Prior to official release, the Lumix FZ1000 was originally announced as being able to record slow-motion in the following resolutions and framerates:
- Full HD 1920×1080: 100 or 120 fps
- HD 720p 1280×720: 200 or 240 fps
- 640×360: 300 or 360 fps

But the firmware currently only allows to record FullHD at 120 fps.

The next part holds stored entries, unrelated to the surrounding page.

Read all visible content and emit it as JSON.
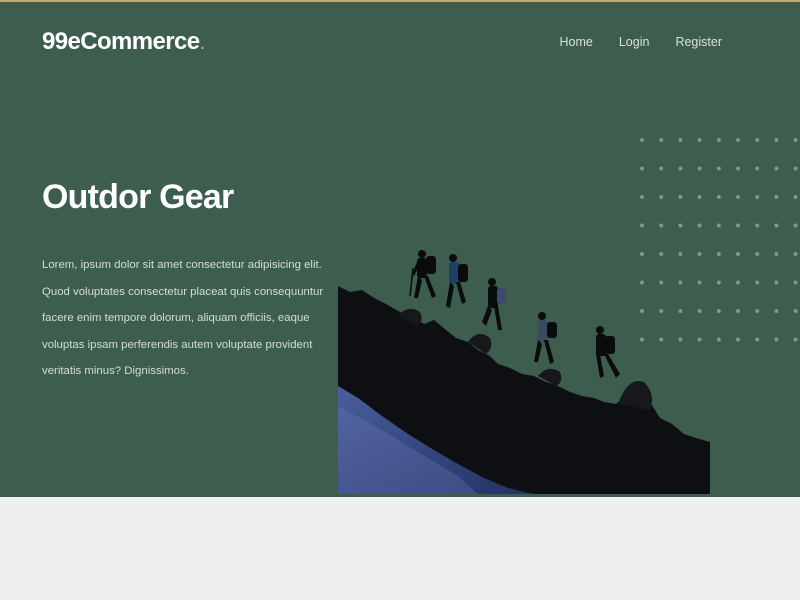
{
  "nav": {
    "brand": "99eCommerce",
    "brand_suffix": ".",
    "links": [
      {
        "label": "Home"
      },
      {
        "label": "Login"
      },
      {
        "label": "Register"
      }
    ]
  },
  "hero": {
    "title": "Outdor Gear",
    "description": "Lorem, ipsum dolor sit amet consectetur adipisicing elit. Quod voluptates consectetur placeat quis consequuntur facere enim tempore dolorum, aliquam officiis, eaque voluptas ipsam perferendis autem voluptate provident veritatis minus? Dignissimos.",
    "image": "hikers-silhouette-on-rocky-ridge"
  },
  "colors": {
    "hero_bg": "#3d5d4f",
    "page_bg": "#eef0ef",
    "top_accent": "#c9a96a",
    "text_light": "#d4ddd8"
  }
}
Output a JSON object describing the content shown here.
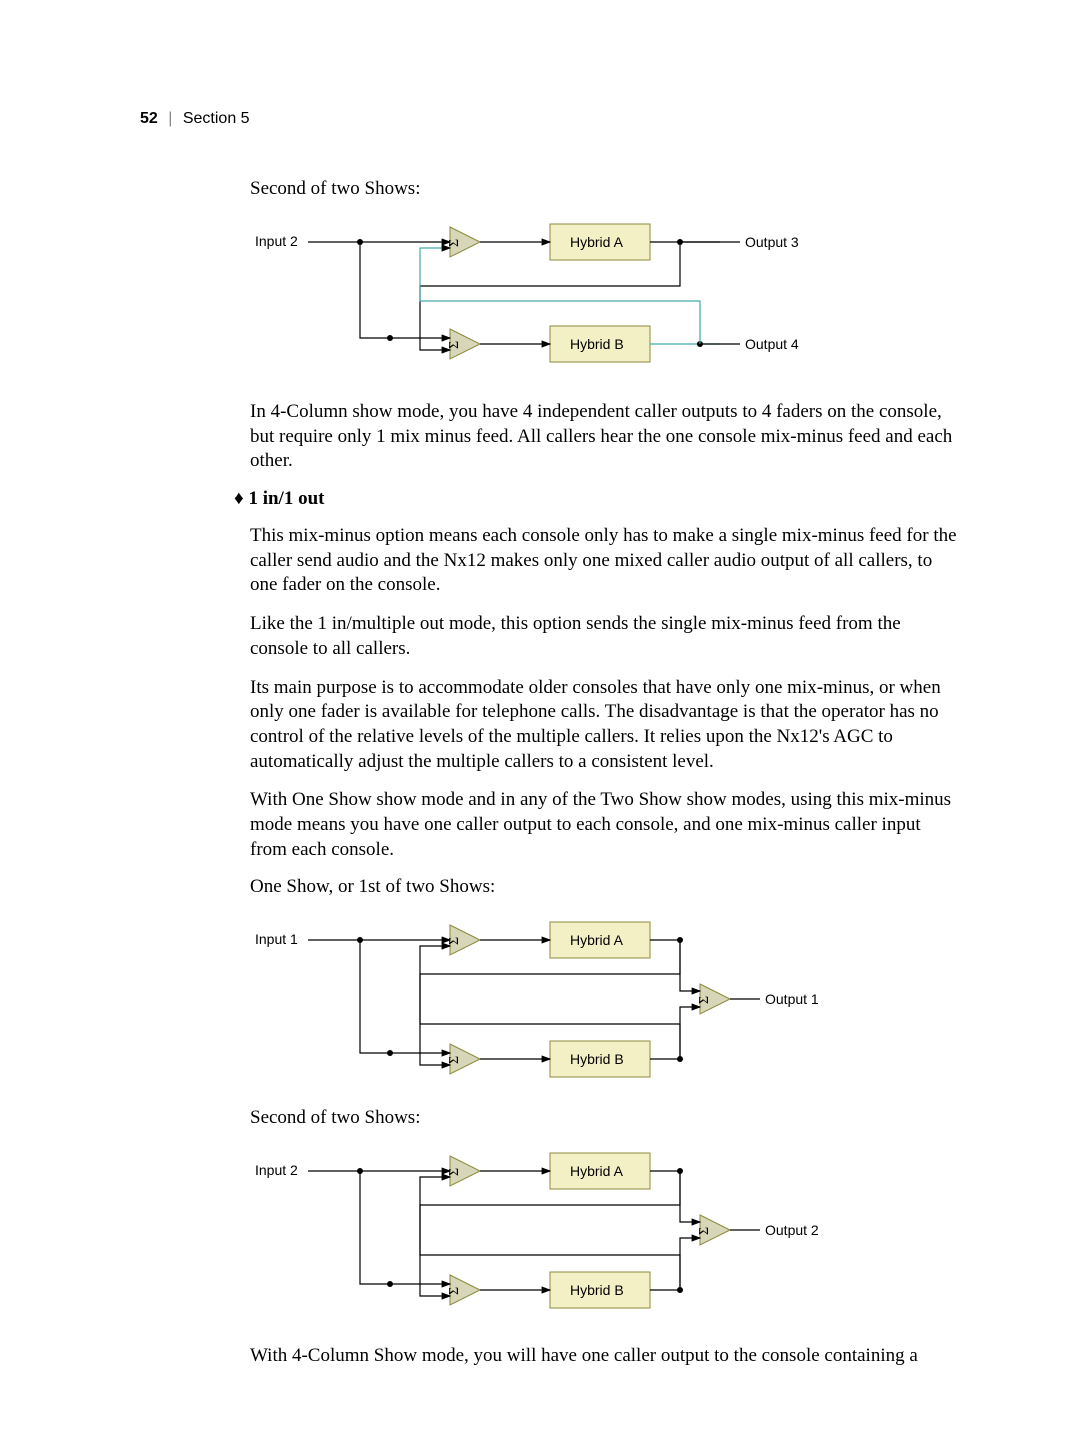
{
  "header": {
    "page_number": "52",
    "section": "Section 5"
  },
  "body": {
    "caption1": "Second of two Shows:",
    "diagram1": {
      "input": "Input 2",
      "hybrid_a": "Hybrid A",
      "hybrid_b": "Hybrid B",
      "output_top": "Output 3",
      "output_bottom": "Output 4",
      "sigma": "Σ"
    },
    "p1": "In 4-Column show mode, you have 4 independent caller outputs to 4 faders on the console, but require only 1 mix minus feed.  All callers hear the one console mix-minus feed and each other.",
    "bullet": "1 in/1 out",
    "p2": "This mix-minus option means each console only has to make a single mix-minus feed for the caller send audio and the Nx12 makes only one mixed caller audio output of all callers, to one fader on the console.",
    "p3": "Like the 1 in/multiple out mode, this option sends the single mix-minus feed from the console to all callers.",
    "p4": "Its main purpose is to accommodate older consoles that have only one mix-minus, or when only one fader is available for telephone calls. The disadvantage is that the operator has no control of the relative levels of the multiple callers. It relies upon the Nx12's AGC to automatically adjust the multiple callers to a consistent level.",
    "p5": "With One Show show mode and in any of the Two Show show modes, using this mix-minus mode means you have one caller output to each console, and one mix-minus caller input from each console.",
    "caption2": "One Show, or 1st of two Shows:",
    "diagram2": {
      "input": "Input 1",
      "hybrid_a": "Hybrid A",
      "hybrid_b": "Hybrid B",
      "output": "Output 1",
      "sigma": "Σ"
    },
    "caption3": "Second of two Shows:",
    "diagram3": {
      "input": "Input 2",
      "hybrid_a": "Hybrid A",
      "hybrid_b": "Hybrid B",
      "output": "Output 2",
      "sigma": "Σ"
    },
    "p6": "With 4-Column Show mode, you will have one caller output to the console containing a"
  }
}
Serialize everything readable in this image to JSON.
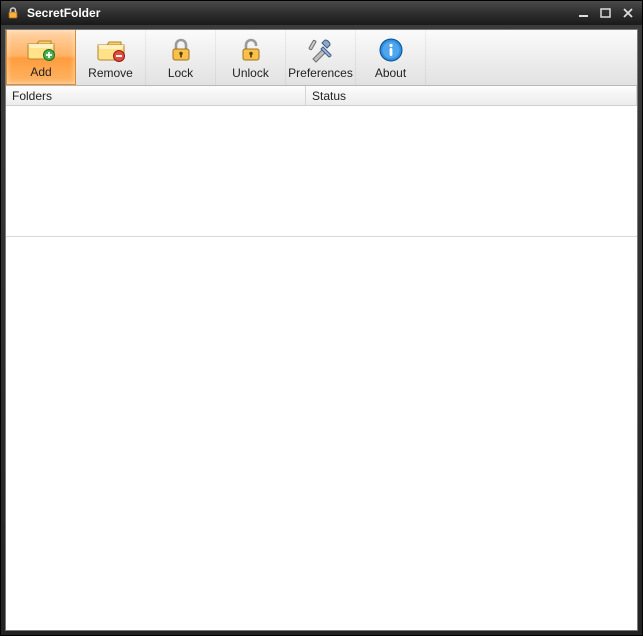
{
  "titlebar": {
    "title": "SecretFolder"
  },
  "toolbar": {
    "add": "Add",
    "remove": "Remove",
    "lock": "Lock",
    "unlock": "Unlock",
    "preferences": "Preferences",
    "about": "About"
  },
  "columns": {
    "folders": "Folders",
    "status": "Status"
  }
}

Another caveat to be aware of is that the device records slow motion (“high speed”) videos using the menial method, i.e. the output of Slow-Motion recording is not saved as being the original duration but is instead "stretched": for example, a one-second recording at 120 fps will be saved as being 4 seconds at 30 fps. While this is easily corrected for the video track without the need for reencoding, one consequence is that audio is not recorded.

== Zoom Levels ==

- 25 mm – 2.8
- 200 mm – 4.0
- 400 mm – 4.0

The FZ1000 also has a feature for Lossless Digital Zooming, which is interpreted as iƵoom, and will be used, if the highest image resolution is not selected. This is also available for Videos up to FullHD-Resolution.

== Light sensitivity ==
According to test images from a Polish review, the level of detail remains high until ISO 6400 and acceptable at ISO 12800. The level of detail plunges at peak ISO 25600.